Hudud (Arabic: حدود Ḥudūd, also transliterated hudood; plural of hadd, حد) is an Arabic word meaning "borders, boundaries, limits". In the religion of Islam, it refers to punishments that under Islamic law (sharīʿah) are mandated and fixed by God as per Islam. These punishments were applied in pre-modern Islam, and their use in some modern states has been a source of controversy.
Traditional Islamic jurisprudence divides crimes into offenses against God and those against man. The former are seen to violate God's hudud or "boundaries", and they are associated with punishments specified in the Quran and in some cases inferred from hadith. The offenses incurring hudud punishments are zina (unlawful sexual intercourse such as fornication), unfounded accusations of zina, drinking alcohol, highway robbery, and some forms of theft. Jurists have differed as to whether apostasy from Islam and rebellion against a lawful Islamic ruler are hudud crimes.

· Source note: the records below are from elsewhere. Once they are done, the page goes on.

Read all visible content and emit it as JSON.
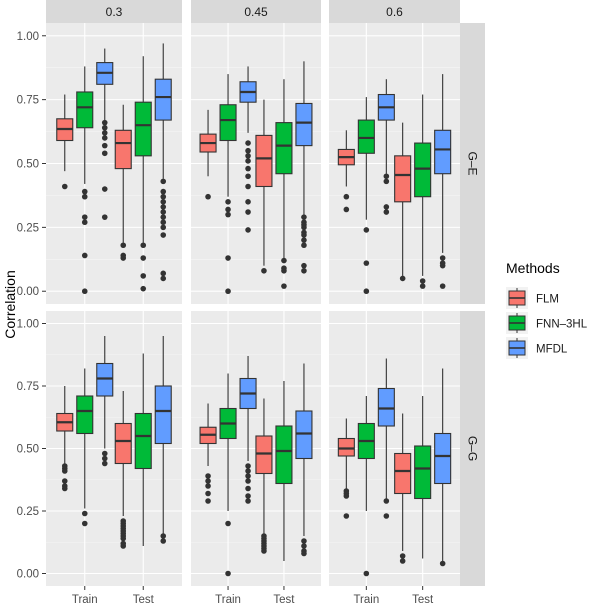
{
  "chart_data": {
    "type": "boxplot",
    "title": "",
    "xlabel": "",
    "ylabel": "Correlation",
    "ylim": [
      -0.05,
      1.05
    ],
    "yticks": [
      "0.00",
      "0.25",
      "0.50",
      "0.75",
      "1.00"
    ],
    "ytick_values": [
      0,
      0.25,
      0.5,
      0.75,
      1.0
    ],
    "categories": [
      "Train",
      "Test"
    ],
    "facet_columns": [
      "0.3",
      "0.45",
      "0.6"
    ],
    "facet_rows": [
      "G–E",
      "G–G"
    ],
    "legend": {
      "title": "Methods",
      "placement": "right",
      "items": [
        {
          "name": "FLM",
          "color": "#F8766D"
        },
        {
          "name": "FNN–3HL",
          "color": "#00BA38"
        },
        {
          "name": "MFDL",
          "color": "#619CFF"
        }
      ]
    },
    "panels": [
      {
        "row": "G–E",
        "col": "0.3",
        "boxes": [
          {
            "category": "Train",
            "method": "FLM",
            "min": 0.47,
            "q1": 0.59,
            "median": 0.635,
            "q3": 0.675,
            "max": 0.77,
            "outliers": [
              0.41
            ]
          },
          {
            "category": "Train",
            "method": "FNN–3HL",
            "min": 0.42,
            "q1": 0.64,
            "median": 0.72,
            "q3": 0.78,
            "max": 0.88,
            "outliers": [
              0.39,
              0.37,
              0.29,
              0.27,
              0.14,
              0.0
            ]
          },
          {
            "category": "Train",
            "method": "MFDL",
            "min": 0.67,
            "q1": 0.81,
            "median": 0.855,
            "q3": 0.895,
            "max": 0.95,
            "outliers": [
              0.66,
              0.64,
              0.62,
              0.6,
              0.57,
              0.54,
              0.4,
              0.29
            ]
          },
          {
            "category": "Test",
            "method": "FLM",
            "min": 0.19,
            "q1": 0.48,
            "median": 0.58,
            "q3": 0.63,
            "max": 0.73,
            "outliers": [
              0.18,
              0.14,
              0.13
            ]
          },
          {
            "category": "Test",
            "method": "FNN–3HL",
            "min": 0.19,
            "q1": 0.53,
            "median": 0.65,
            "q3": 0.74,
            "max": 0.92,
            "outliers": [
              0.18,
              0.13,
              0.06,
              0.01
            ]
          },
          {
            "category": "Test",
            "method": "MFDL",
            "min": 0.44,
            "q1": 0.67,
            "median": 0.76,
            "q3": 0.83,
            "max": 0.97,
            "outliers": [
              0.43,
              0.39,
              0.37,
              0.35,
              0.33,
              0.31,
              0.29,
              0.27,
              0.25,
              0.22,
              0.07,
              0.05
            ]
          }
        ]
      },
      {
        "row": "G–E",
        "col": "0.45",
        "boxes": [
          {
            "category": "Train",
            "method": "FLM",
            "min": 0.45,
            "q1": 0.545,
            "median": 0.58,
            "q3": 0.615,
            "max": 0.71,
            "outliers": [
              0.37
            ]
          },
          {
            "category": "Train",
            "method": "FNN–3HL",
            "min": 0.37,
            "q1": 0.59,
            "median": 0.67,
            "q3": 0.73,
            "max": 0.85,
            "outliers": [
              0.35,
              0.32,
              0.3,
              0.13,
              0.0
            ]
          },
          {
            "category": "Train",
            "method": "MFDL",
            "min": 0.62,
            "q1": 0.74,
            "median": 0.78,
            "q3": 0.82,
            "max": 0.88,
            "outliers": [
              0.58,
              0.55,
              0.53,
              0.51,
              0.48,
              0.45,
              0.41,
              0.35,
              0.31,
              0.24
            ]
          },
          {
            "category": "Test",
            "method": "FLM",
            "min": 0.1,
            "q1": 0.41,
            "median": 0.52,
            "q3": 0.61,
            "max": 0.75,
            "outliers": [
              0.08
            ]
          },
          {
            "category": "Test",
            "method": "FNN–3HL",
            "min": 0.13,
            "q1": 0.46,
            "median": 0.57,
            "q3": 0.66,
            "max": 0.83,
            "outliers": [
              0.12,
              0.09,
              0.08,
              0.02
            ]
          },
          {
            "category": "Test",
            "method": "MFDL",
            "min": 0.3,
            "q1": 0.57,
            "median": 0.66,
            "q3": 0.735,
            "max": 0.9,
            "outliers": [
              0.29,
              0.27,
              0.26,
              0.25,
              0.23,
              0.22,
              0.2,
              0.18,
              0.1,
              0.08
            ]
          }
        ]
      },
      {
        "row": "G–E",
        "col": "0.6",
        "boxes": [
          {
            "category": "Train",
            "method": "FLM",
            "min": 0.41,
            "q1": 0.495,
            "median": 0.525,
            "q3": 0.555,
            "max": 0.63,
            "outliers": [
              0.37,
              0.32
            ]
          },
          {
            "category": "Train",
            "method": "FNN–3HL",
            "min": 0.28,
            "q1": 0.54,
            "median": 0.6,
            "q3": 0.67,
            "max": 0.76,
            "outliers": [
              0.24,
              0.11,
              0.0
            ]
          },
          {
            "category": "Train",
            "method": "MFDL",
            "min": 0.46,
            "q1": 0.67,
            "median": 0.72,
            "q3": 0.77,
            "max": 0.83,
            "outliers": [
              0.45,
              0.43,
              0.33,
              0.31
            ]
          },
          {
            "category": "Test",
            "method": "FLM",
            "min": 0.06,
            "q1": 0.35,
            "median": 0.455,
            "q3": 0.53,
            "max": 0.66,
            "outliers": [
              0.05
            ]
          },
          {
            "category": "Test",
            "method": "FNN–3HL",
            "min": 0.06,
            "q1": 0.37,
            "median": 0.48,
            "q3": 0.58,
            "max": 0.77,
            "outliers": [
              0.04,
              0.02
            ]
          },
          {
            "category": "Test",
            "method": "MFDL",
            "min": 0.15,
            "q1": 0.46,
            "median": 0.555,
            "q3": 0.63,
            "max": 0.85,
            "outliers": [
              0.13,
              0.11,
              0.1,
              0.02
            ]
          }
        ]
      },
      {
        "row": "G–G",
        "col": "0.3",
        "boxes": [
          {
            "category": "Train",
            "method": "FLM",
            "min": 0.44,
            "q1": 0.57,
            "median": 0.605,
            "q3": 0.64,
            "max": 0.75,
            "outliers": [
              0.43,
              0.42,
              0.41,
              0.37,
              0.35,
              0.34
            ]
          },
          {
            "category": "Train",
            "method": "FNN–3HL",
            "min": 0.26,
            "q1": 0.56,
            "median": 0.65,
            "q3": 0.71,
            "max": 0.82,
            "outliers": [
              0.24,
              0.2
            ]
          },
          {
            "category": "Train",
            "method": "MFDL",
            "min": 0.5,
            "q1": 0.71,
            "median": 0.78,
            "q3": 0.84,
            "max": 0.95,
            "outliers": [
              0.48,
              0.46,
              0.44
            ]
          },
          {
            "category": "Test",
            "method": "FLM",
            "min": 0.23,
            "q1": 0.44,
            "median": 0.53,
            "q3": 0.6,
            "max": 0.73,
            "outliers": [
              0.21,
              0.2,
              0.19,
              0.18,
              0.17,
              0.16,
              0.15,
              0.14,
              0.12,
              0.11
            ]
          },
          {
            "category": "Test",
            "method": "FNN–3HL",
            "min": 0.11,
            "q1": 0.42,
            "median": 0.55,
            "q3": 0.64,
            "max": 0.88,
            "outliers": []
          },
          {
            "category": "Test",
            "method": "MFDL",
            "min": 0.16,
            "q1": 0.52,
            "median": 0.65,
            "q3": 0.75,
            "max": 0.95,
            "outliers": [
              0.15,
              0.13
            ]
          }
        ]
      },
      {
        "row": "G–G",
        "col": "0.45",
        "boxes": [
          {
            "category": "Train",
            "method": "FLM",
            "min": 0.43,
            "q1": 0.52,
            "median": 0.555,
            "q3": 0.585,
            "max": 0.68,
            "outliers": [
              0.39,
              0.37,
              0.35,
              0.32,
              0.29
            ]
          },
          {
            "category": "Train",
            "method": "FNN–3HL",
            "min": 0.25,
            "q1": 0.54,
            "median": 0.6,
            "q3": 0.66,
            "max": 0.8,
            "outliers": [
              0.2,
              0.0
            ]
          },
          {
            "category": "Train",
            "method": "MFDL",
            "min": 0.45,
            "q1": 0.66,
            "median": 0.72,
            "q3": 0.78,
            "max": 0.87,
            "outliers": [
              0.43,
              0.41,
              0.39,
              0.37,
              0.34,
              0.31,
              0.29
            ]
          },
          {
            "category": "Test",
            "method": "FLM",
            "min": 0.16,
            "q1": 0.4,
            "median": 0.48,
            "q3": 0.55,
            "max": 0.7,
            "outliers": [
              0.15,
              0.14,
              0.13,
              0.12,
              0.11,
              0.1,
              0.09
            ]
          },
          {
            "category": "Test",
            "method": "FNN–3HL",
            "min": 0.05,
            "q1": 0.36,
            "median": 0.49,
            "q3": 0.59,
            "max": 0.77,
            "outliers": []
          },
          {
            "category": "Test",
            "method": "MFDL",
            "min": 0.15,
            "q1": 0.46,
            "median": 0.56,
            "q3": 0.65,
            "max": 0.84,
            "outliers": [
              0.13,
              0.11,
              0.09,
              0.08
            ]
          }
        ]
      },
      {
        "row": "G–G",
        "col": "0.6",
        "boxes": [
          {
            "category": "Train",
            "method": "FLM",
            "min": 0.34,
            "q1": 0.47,
            "median": 0.5,
            "q3": 0.54,
            "max": 0.62,
            "outliers": [
              0.33,
              0.32,
              0.31,
              0.23
            ]
          },
          {
            "category": "Train",
            "method": "FNN–3HL",
            "min": 0.25,
            "q1": 0.46,
            "median": 0.53,
            "q3": 0.6,
            "max": 0.71,
            "outliers": [
              0.0
            ]
          },
          {
            "category": "Train",
            "method": "MFDL",
            "min": 0.3,
            "q1": 0.59,
            "median": 0.66,
            "q3": 0.74,
            "max": 0.86,
            "outliers": [
              0.29,
              0.23
            ]
          },
          {
            "category": "Test",
            "method": "FLM",
            "min": 0.09,
            "q1": 0.32,
            "median": 0.41,
            "q3": 0.48,
            "max": 0.64,
            "outliers": [
              0.07,
              0.05
            ]
          },
          {
            "category": "Test",
            "method": "FNN–3HL",
            "min": 0.06,
            "q1": 0.3,
            "median": 0.42,
            "q3": 0.51,
            "max": 0.71,
            "outliers": []
          },
          {
            "category": "Test",
            "method": "MFDL",
            "min": 0.05,
            "q1": 0.36,
            "median": 0.47,
            "q3": 0.56,
            "max": 0.82,
            "outliers": [
              0.04
            ]
          }
        ]
      }
    ]
  }
}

Hudud punishments range from public lashing to publicly stoning to death, amputation of hands and crucifixion. Hudud crimes cannot be pardoned by the victim or by the state, and the punishments must be carried out in public. These punishments were rarely implemented in practice, however, because the evidentiary standards were often impossibly high. For example, meeting hudud requirements for zina and theft was virtually impossible without a confession in court, which could be invalidated by a retraction. Based on a hadith, jurists stipulated that hudud punishments should be averted by the slightest doubts or ambiguities (shubuhat, sing. shubha).
During the 19th century, Sharia-based criminal laws were replaced by statutes inspired by European models in many parts of the Islamic world, although not in particularly conservative regions such as the Arabian peninsula. The Islamic revival of the late 20th century brought along calls by Islamist movements for full implementation of Sharia.